I started to reflect on situations in which a strategy of hope would be effective. The true story of Lorenzo’s oil came into my mind. Without a strategy of hope would the parents have embarked on their quest for a means of improving their son’s condition? Similar stories are in the media and pop up regularly on my Facebook page. The story of Ashya King, whose parents took him out of Southampton Hospital as they wanted him to have access to further treatment. A quick internet search found a number of such stories. Similarly the story of Diane Pretty, who wanted to die with dignity in her home assisted by her husband, but didn’t want him prosecuted for assisting her suicide. For these people hope was certainly a strategy, all-be-it with different intended outcomes.

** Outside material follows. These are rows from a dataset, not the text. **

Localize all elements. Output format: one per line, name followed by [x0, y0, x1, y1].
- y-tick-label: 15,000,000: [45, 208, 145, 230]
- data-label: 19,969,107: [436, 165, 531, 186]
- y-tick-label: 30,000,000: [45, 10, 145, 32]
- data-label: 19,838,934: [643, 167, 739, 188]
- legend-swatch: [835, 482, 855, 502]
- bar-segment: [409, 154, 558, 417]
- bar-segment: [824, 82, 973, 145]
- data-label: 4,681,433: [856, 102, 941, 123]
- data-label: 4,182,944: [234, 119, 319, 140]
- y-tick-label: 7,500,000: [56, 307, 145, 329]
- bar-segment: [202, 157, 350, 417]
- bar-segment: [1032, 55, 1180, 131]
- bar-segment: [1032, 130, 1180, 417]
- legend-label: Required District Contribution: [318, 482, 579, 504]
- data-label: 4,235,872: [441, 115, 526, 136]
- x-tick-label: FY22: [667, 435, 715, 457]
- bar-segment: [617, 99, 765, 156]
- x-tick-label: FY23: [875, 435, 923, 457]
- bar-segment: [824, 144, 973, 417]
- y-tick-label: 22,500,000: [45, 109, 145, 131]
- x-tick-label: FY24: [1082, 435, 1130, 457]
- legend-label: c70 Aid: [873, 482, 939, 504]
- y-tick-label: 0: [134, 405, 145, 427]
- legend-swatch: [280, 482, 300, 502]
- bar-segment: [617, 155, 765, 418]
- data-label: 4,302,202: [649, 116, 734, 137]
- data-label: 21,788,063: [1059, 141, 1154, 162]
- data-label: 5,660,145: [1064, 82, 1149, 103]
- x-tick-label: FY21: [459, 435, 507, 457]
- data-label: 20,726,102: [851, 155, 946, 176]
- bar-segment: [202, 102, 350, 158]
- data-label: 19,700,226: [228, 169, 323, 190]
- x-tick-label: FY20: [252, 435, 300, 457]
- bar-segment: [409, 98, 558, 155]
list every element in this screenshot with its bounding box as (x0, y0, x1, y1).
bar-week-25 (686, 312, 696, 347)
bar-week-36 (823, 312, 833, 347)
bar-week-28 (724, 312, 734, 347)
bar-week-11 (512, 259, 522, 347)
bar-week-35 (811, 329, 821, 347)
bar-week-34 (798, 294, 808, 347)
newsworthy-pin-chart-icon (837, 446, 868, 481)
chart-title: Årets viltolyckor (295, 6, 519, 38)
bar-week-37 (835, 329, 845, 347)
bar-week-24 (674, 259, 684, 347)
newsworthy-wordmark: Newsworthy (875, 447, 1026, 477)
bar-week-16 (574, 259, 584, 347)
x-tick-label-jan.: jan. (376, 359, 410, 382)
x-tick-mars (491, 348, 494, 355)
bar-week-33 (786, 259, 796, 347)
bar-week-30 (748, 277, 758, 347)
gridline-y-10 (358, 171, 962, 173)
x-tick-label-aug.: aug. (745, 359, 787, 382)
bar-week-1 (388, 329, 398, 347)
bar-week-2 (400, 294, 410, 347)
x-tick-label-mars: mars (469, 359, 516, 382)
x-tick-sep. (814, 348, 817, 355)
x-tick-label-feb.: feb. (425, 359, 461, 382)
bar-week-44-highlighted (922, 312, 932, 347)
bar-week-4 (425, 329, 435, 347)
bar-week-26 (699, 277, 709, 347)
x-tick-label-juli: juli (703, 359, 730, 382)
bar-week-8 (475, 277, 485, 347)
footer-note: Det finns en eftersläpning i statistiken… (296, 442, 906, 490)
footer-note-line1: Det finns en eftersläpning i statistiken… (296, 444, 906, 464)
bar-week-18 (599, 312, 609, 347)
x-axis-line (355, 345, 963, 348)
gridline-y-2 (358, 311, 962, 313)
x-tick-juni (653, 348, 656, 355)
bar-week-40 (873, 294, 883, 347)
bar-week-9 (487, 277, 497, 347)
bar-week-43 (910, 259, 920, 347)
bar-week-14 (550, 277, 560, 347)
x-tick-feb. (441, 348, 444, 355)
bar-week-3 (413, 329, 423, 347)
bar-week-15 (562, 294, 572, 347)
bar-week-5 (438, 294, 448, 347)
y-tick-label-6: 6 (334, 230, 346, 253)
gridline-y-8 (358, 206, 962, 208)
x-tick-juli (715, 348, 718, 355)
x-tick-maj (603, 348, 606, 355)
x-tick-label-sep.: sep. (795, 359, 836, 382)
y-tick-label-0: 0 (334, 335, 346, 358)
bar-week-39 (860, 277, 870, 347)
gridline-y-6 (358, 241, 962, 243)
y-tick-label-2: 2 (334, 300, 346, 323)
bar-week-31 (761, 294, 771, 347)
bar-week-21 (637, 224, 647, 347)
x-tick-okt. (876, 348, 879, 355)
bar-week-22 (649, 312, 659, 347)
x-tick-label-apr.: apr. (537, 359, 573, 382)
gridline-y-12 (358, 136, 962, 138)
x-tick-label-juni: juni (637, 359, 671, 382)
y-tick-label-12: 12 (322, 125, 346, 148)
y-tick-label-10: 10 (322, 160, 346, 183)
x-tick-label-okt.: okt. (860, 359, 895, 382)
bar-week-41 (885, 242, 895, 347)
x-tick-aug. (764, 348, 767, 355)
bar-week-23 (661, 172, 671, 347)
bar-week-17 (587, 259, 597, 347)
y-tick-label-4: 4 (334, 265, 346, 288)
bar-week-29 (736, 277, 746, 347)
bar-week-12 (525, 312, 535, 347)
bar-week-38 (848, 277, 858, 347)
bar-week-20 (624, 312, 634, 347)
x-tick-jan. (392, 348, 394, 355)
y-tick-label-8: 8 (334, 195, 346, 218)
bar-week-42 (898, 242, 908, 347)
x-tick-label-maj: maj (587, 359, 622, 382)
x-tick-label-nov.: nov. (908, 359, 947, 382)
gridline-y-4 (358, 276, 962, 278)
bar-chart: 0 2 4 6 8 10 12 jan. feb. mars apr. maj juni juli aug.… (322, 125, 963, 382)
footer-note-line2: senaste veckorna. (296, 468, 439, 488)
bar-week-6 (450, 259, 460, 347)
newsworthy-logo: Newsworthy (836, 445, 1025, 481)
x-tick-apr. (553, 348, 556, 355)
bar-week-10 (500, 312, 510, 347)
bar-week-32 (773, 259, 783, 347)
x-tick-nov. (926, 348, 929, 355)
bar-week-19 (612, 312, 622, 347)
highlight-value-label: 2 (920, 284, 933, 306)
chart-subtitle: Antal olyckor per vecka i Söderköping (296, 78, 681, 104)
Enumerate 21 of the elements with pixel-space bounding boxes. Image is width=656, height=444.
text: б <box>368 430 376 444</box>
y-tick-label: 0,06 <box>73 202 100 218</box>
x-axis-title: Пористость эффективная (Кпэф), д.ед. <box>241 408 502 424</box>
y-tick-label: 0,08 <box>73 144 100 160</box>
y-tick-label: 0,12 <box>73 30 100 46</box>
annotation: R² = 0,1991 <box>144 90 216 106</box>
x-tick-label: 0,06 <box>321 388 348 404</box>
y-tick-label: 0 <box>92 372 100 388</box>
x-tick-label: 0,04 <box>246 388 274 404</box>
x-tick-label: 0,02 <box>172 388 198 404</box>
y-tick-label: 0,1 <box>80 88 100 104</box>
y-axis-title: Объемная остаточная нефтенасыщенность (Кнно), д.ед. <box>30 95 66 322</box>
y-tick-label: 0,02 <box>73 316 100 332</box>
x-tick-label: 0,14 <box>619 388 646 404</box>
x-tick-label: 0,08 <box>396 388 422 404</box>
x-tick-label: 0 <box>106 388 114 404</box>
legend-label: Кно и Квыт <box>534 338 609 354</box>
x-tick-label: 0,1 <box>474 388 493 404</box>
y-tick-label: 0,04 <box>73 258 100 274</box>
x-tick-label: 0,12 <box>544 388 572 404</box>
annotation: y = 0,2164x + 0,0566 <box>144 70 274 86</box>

We acknowledge the power of the human psyche and how it can use hope as a means of improving someone’s condition. One of the reasons for double-blind randomised control tests is an attempt to mitigate against the possibility of hope of a cure/improvement in the condition rather than the drug being tested providing the basis for the trial’s results. In Australian Aboriginal culture, and among other indigenous cultures, otherwise healthy individuals are executed by having a bone pointed at them. The psychosomatic properties resulting from the belief that death is inevitable in such circumstances perhaps is the result of a lack of hope that anything can be done. Increasingly there has been acknowledgement among health care professionals about the power of a positive attitude when dealing with illness or in changing addictive behaviours.
Later in the day, I listened to ‘Crossing Contents: Addiction in Suburbia’. One of the participants was entering his fourth rehabilitation effort. During the interview he mentioned that he needed to continue to hope that he would remain drug free in the long-term. There has been a similar reaction to the news of a possible more effective drug to treat Alzheimer’s.
Perhaps what we need to do as health psychologists is to harness this human tendency to use hope as a strategy to work with individuals and help them visualise their hopes happening. It seems to me that the opposite of hope is despair. Perhaps we need to focus on how to turn Hope into an effective strategy linked to action to achieve the desired outcome.